Es ist nicht die einzige Erinnerung an dunkelste Zeiten des Linksextremismus. Denn die meisten der mutmaßlichen Täter sind inzwischen untergetaucht und für die Ermittler nicht mehr greifbar. Das BKA geht davon aus, dass die Gesuchten längerfristig abgetaucht sein könnten und sich mit Geld sowie Falschpapieren ausgestattet hätten. Die Truppe habe sich offenbar schon länger mit einem Leben in der Illegalität beschäftigt und sich darauf vorbereitet. Das BKA hält fest, ein derartig professionelles Vorgehen sei bei Linksextremisten »letztmalig zu Zeiten der RAF feststellbar« gewesen.

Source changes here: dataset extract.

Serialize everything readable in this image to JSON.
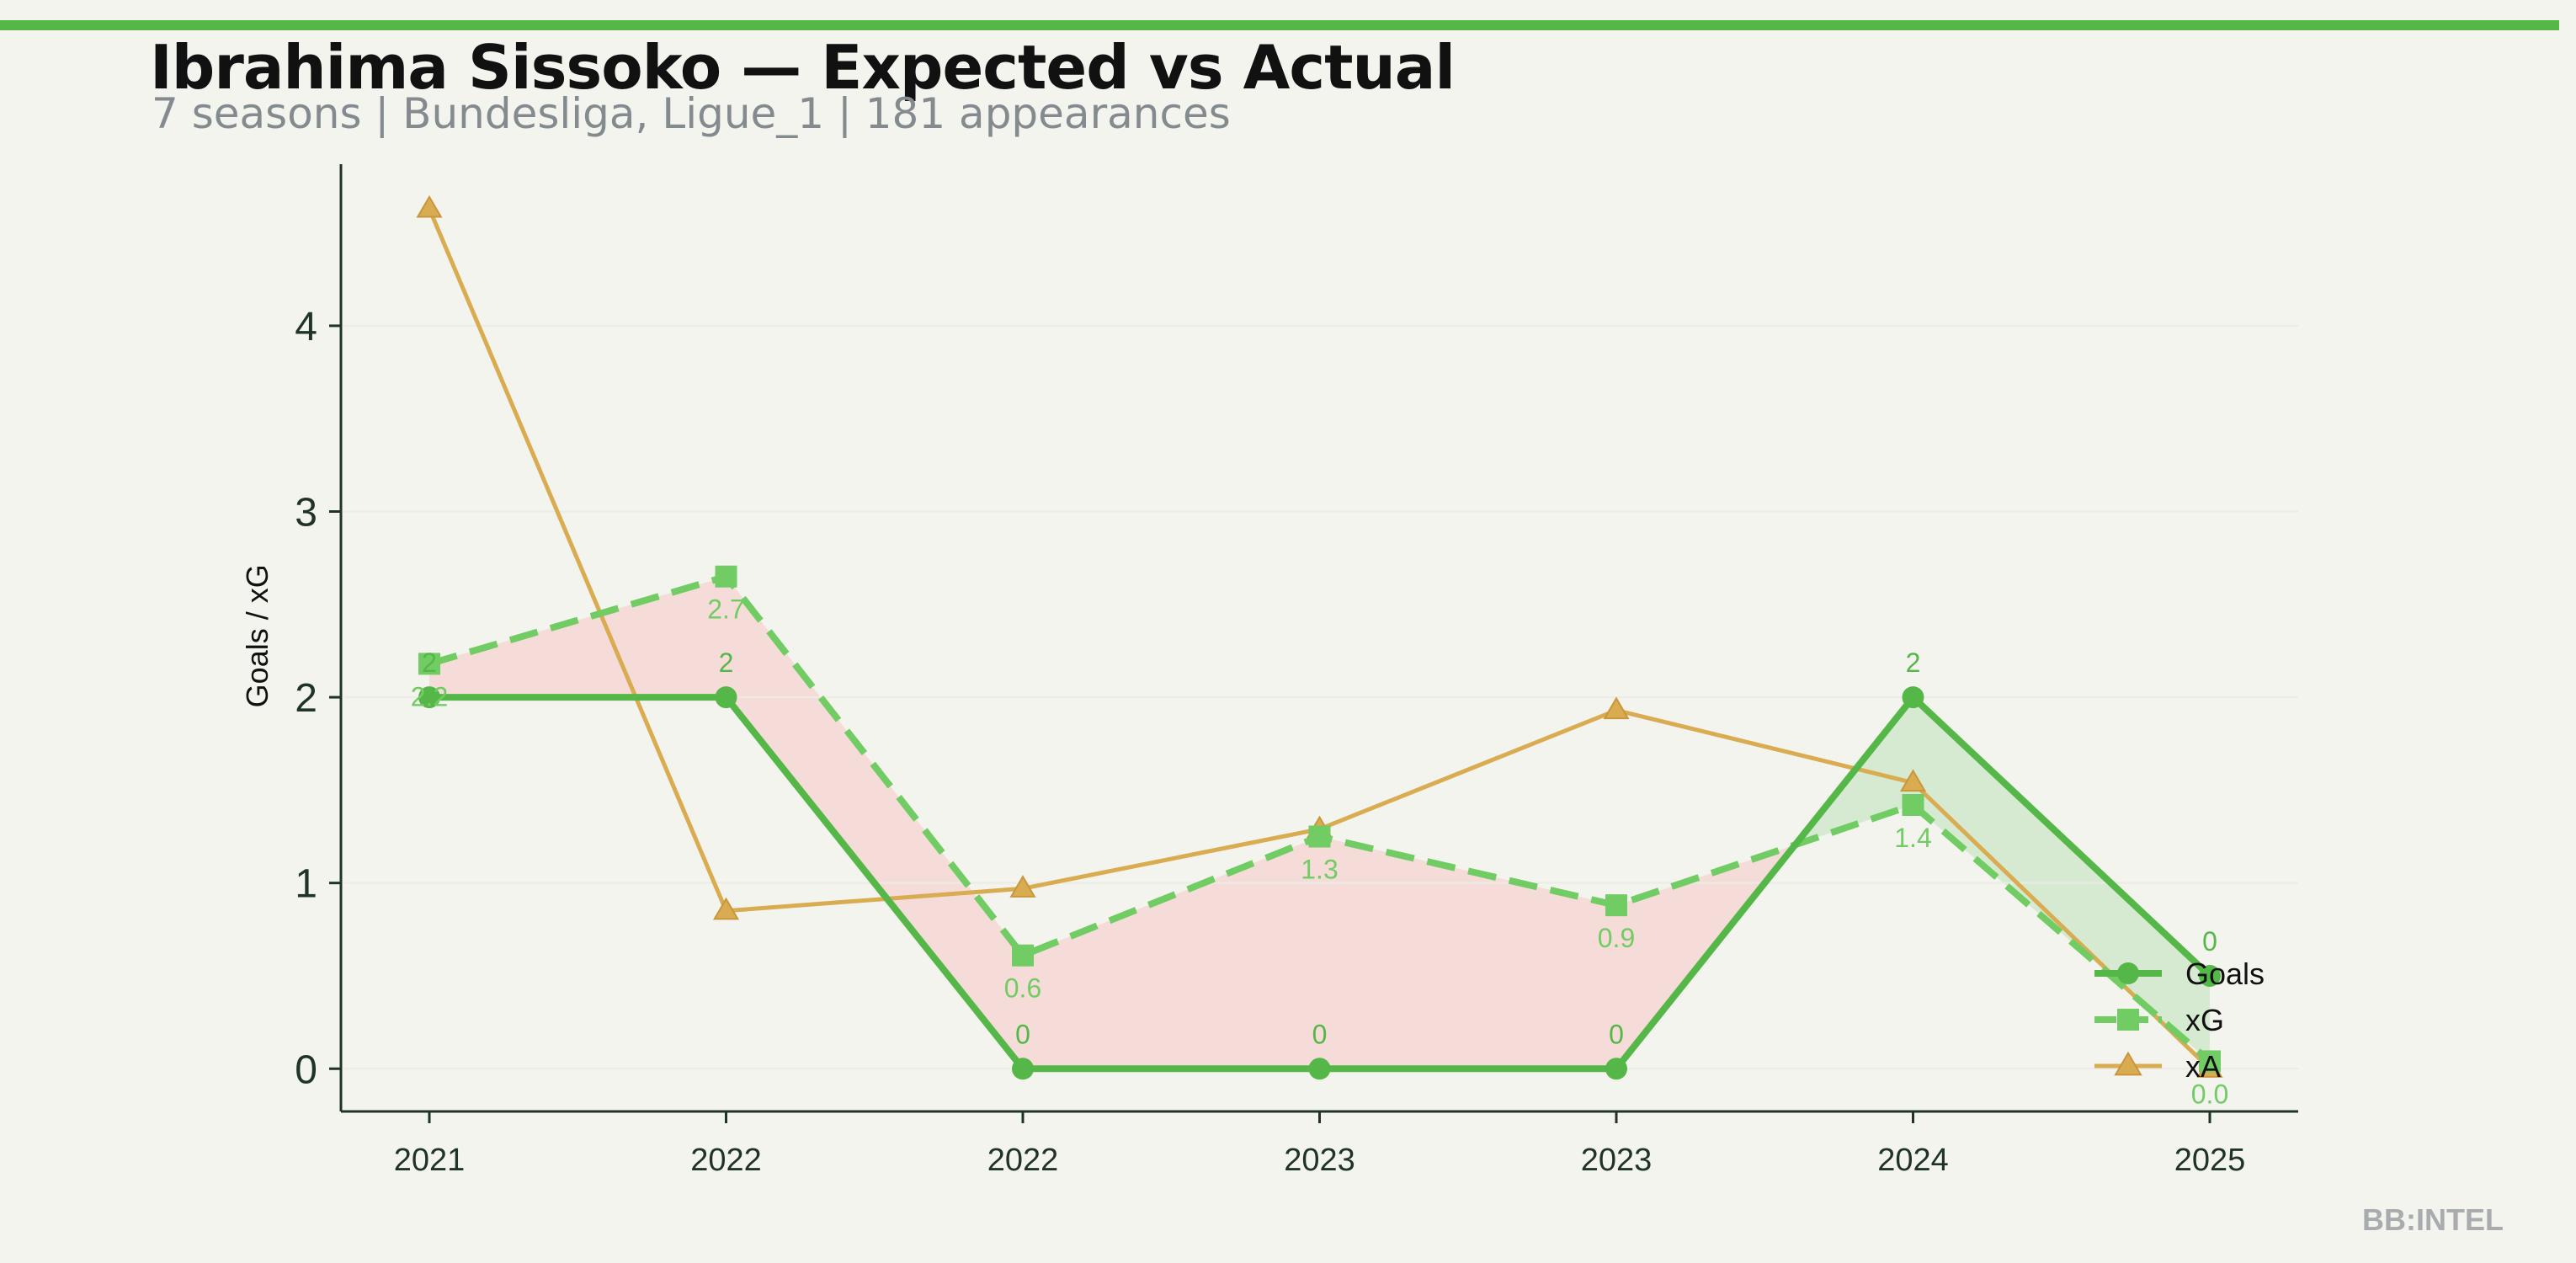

Die von den Untergetauchten »ausgehende Gefahr in Bezug auf Begehung schwerer Gewalttaten«, heißt es in dem BKA-Papier, dürfte sich nach dem Urteil von Dresden »weiter erhöhen«. Erfahrungen hätten gezeigt, dass Kleingruppen im Untergrund vor allem eines machen: sich weiter radikalisieren.